A stampede killed at least 717 people and injured hundreds more at the Haj in Saudi Arabia on Thursday, in one of the worst-ever tragedies at the annual Muslim pilgrimage.
It was the second deadly accident to hit the pilgrims this month, after a crane collapse in Mecca killed more than 100.
The stampede broke out in Mina during the symbolic stoning of the devil ritual, the Saudi civil defence service said.
Internet video showed bodies in piles, surrounded by discarded personal belongings and flattened water bottles.
In some areas rescue workers laid bodies in long rows on stretchers, limbs protruding from beneath white sheets.
The civil defence said it was still counting the dead, who included pilgrims from different countries.
At least 863 people were hurt, the agency said.
Rescuers respond to a stampede that killed and injured pilgrims in the holy city of Mina during the annual hajj pilgrimage on Thursday. (AP)
Iran announced that 90 of its nationals were among the dead.
King Salman ordered "a revision of the plans" for haj organisation so that pilgrims can "carry out their rituals in complete safety", the official Saudi Press Agency said.
Nearly two million people from across the globe were attending the haj, one of the largest annual gatherings in the world.
A Saudi minister blamed the pilgrims for the tragedy, saying they had not followed haj rules.
"Many pilgrims move without respecting the timetables" set for the haj, Health Minister Khaled Al Falih told El Ekhbariya television.
"If the pilgrims had followed instructions, this type of accident could have been avoided."
Saudi Crown Prince Mohammed bin Nayef, who chairs the kingdom's haj committee, ordered an investigation, and King Salman said he wanted the results quickly, SPA reported.

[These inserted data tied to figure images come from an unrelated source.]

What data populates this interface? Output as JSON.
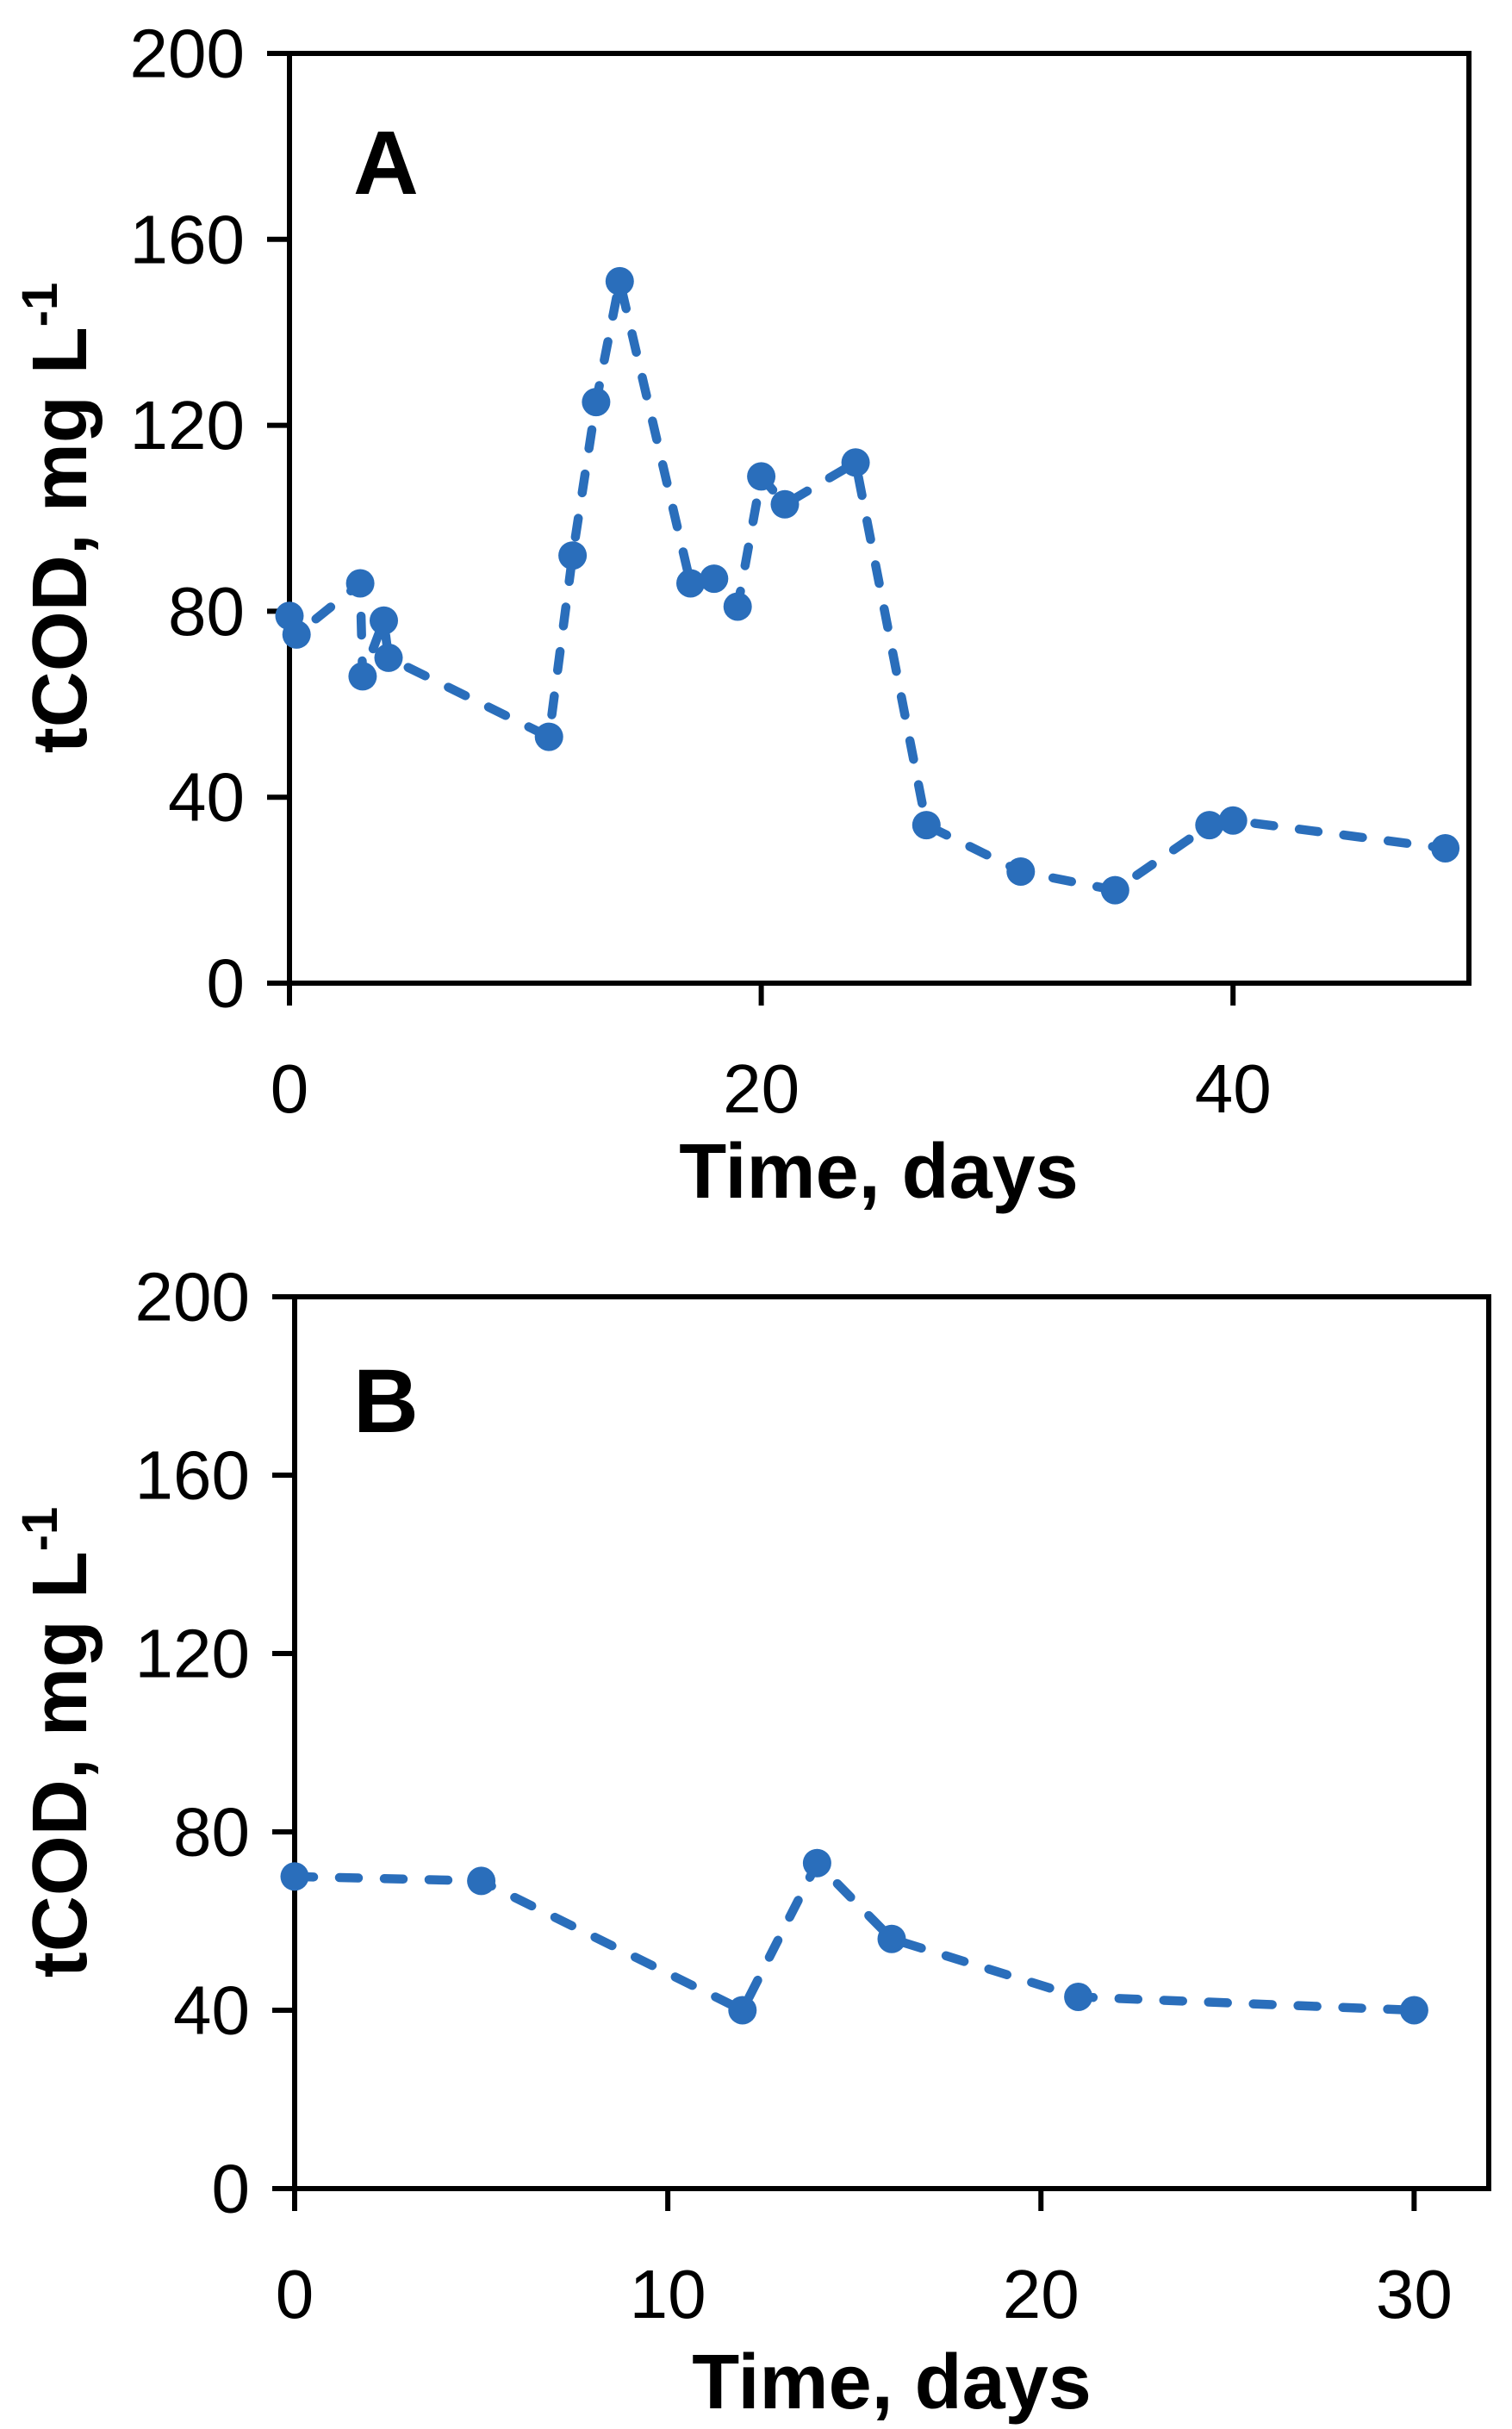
{
  "figure": {
    "background": "#ffffff",
    "accent_color": "#2a6ebb",
    "axis_color": "#000000"
  },
  "chart_data": [
    {
      "type": "line",
      "panel_label": "A",
      "title": "",
      "xlabel": "Time, days",
      "ylabel": "tCOD, mg L-1",
      "ylabel_main": "tCOD, mg L",
      "ylabel_sup": "-1",
      "xlim": [
        0,
        50
      ],
      "ylim": [
        0,
        200
      ],
      "xticks": [
        0,
        20,
        40
      ],
      "yticks": [
        0,
        40,
        80,
        120,
        160,
        200
      ],
      "grid": false,
      "legend": "none",
      "line_style": "dashed",
      "marker": "circle",
      "color": "#2a6ebb",
      "series": [
        {
          "name": "tCOD",
          "points": [
            [
              0,
              79
            ],
            [
              0.3,
              75
            ],
            [
              3,
              86
            ],
            [
              3.1,
              66
            ],
            [
              4,
              78
            ],
            [
              4.2,
              70
            ],
            [
              11,
              53
            ],
            [
              12,
              92
            ],
            [
              13,
              125
            ],
            [
              14,
              151
            ],
            [
              17,
              86
            ],
            [
              18,
              87
            ],
            [
              19,
              81
            ],
            [
              20,
              109
            ],
            [
              21,
              103
            ],
            [
              24,
              112
            ],
            [
              27,
              34
            ],
            [
              31,
              24
            ],
            [
              35,
              20
            ],
            [
              39,
              34
            ],
            [
              40,
              35
            ],
            [
              49,
              29
            ]
          ]
        }
      ]
    },
    {
      "type": "line",
      "panel_label": "B",
      "title": "",
      "xlabel": "Time, days",
      "ylabel": "tCOD, mg L-1",
      "ylabel_main": "tCOD, mg L",
      "ylabel_sup": "-1",
      "xlim": [
        0,
        32
      ],
      "ylim": [
        0,
        200
      ],
      "xticks": [
        0,
        10,
        20,
        30
      ],
      "yticks": [
        0,
        40,
        80,
        120,
        160,
        200
      ],
      "grid": false,
      "legend": "none",
      "line_style": "dashed",
      "marker": "circle",
      "color": "#2a6ebb",
      "series": [
        {
          "name": "tCOD",
          "points": [
            [
              0,
              70
            ],
            [
              5,
              69
            ],
            [
              12,
              40
            ],
            [
              14,
              73
            ],
            [
              16,
              56
            ],
            [
              21,
              43
            ],
            [
              30,
              40
            ]
          ]
        }
      ]
    }
  ]
}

'Tripping all over each other'
The stampede began at around 9:00 am (0600 GMT), shortly after the civil defence said on Twitter it was dealing with a "crowding" incident in Mina, about five kilometres (three miles) from Mecca.
Hundreds of thousands of pilgrims had converged on Mina to throw pebbles at one of three walls representing Satan, for the last major ritual of the haj which officially ends on Sunday.
Interior ministry spokesman General Mansur Al Turki said the stampede was caused when "a large number of pilgrims were in motion at the same time" at an intersection of two streets in Mina.
"The great heat and fatigue of the pilgrims contributed to the large number of victims," he said. Temperatures in Mina had reached 46 degrees Celsius (115 degrees Fahrenheit) Thursday.
The disaster came as the world's 1.5 billion Muslims marked Eid Al Adha, the Feast of Sacrifice, the most important holiday on the Islamic calendar.
Two million pilgrims
It was the second major accident this year for haj pilgrims, after a construction crane collapsed on September 11 at Mecca's Grand Mosque, Islam's holiest site, killing 109 people, including many foreigners.
The haj is among the five pillars of Islam, and every capable Muslim must perform it at least once in a lifetime.
For years it was marred by stampedes and fires, but it had been largely incident-free for nearly a decade following safety improvements.
In the last major incident, in January 2006, 364 pilgrims were killed in a stampede during the stoning ritual.
In 1990, 1,426 mainly Asian pilgrims died in a tunnel stampede at Mina after a ventilation system failure.
Thursday's tragedy occurred outside the five-storey Jamarat Bridge, which was erected in the last decade at a cost of more than $1 billion (893 million euros) and intended to improve safety.
Almost one kilometre (less than a mile) long, it resembles a parking garage and allows 300,000 pilgrims an hour to carry out the ritual.
Official figures released Thursday said 1,952,817 pilgrims had performed this year's haj, including almost 1.4 million foreigners.
There was little immediate information on the nationalities of the dead, though officials in Turkey said at least 18 of its citizens were reported missing.
Condolences came from capitals around the region and the globe, including from UN Secretary General Ban Ki-moon.
Washington calling the stampede "heartbreaking".
"We join you in mourning the tragic loss of these faithful pilgrims," said US National Security Council spokesman Ned Price.
British Prime Minister David Cameron tweeted: "My thoughts and prayers are with the families of those killed at the haj pilgrimage."
The faithful had gathered until dawn Thursday at nearby Muzdalifah where they chose their pebbles and stored them in empty water bottles.
Muslims worldwide commemorated Abraham's willingness to sacrifice his son by slaughtering cows, sheep and other animals on Thursday.
Celebrations of Eid Al Adha were also marred in neighbouring Yemen, where a suicide bomber struck a mosque in the capital Sanaa in an attack targeting Shiite worshippers.
At least 25 people died in the attack.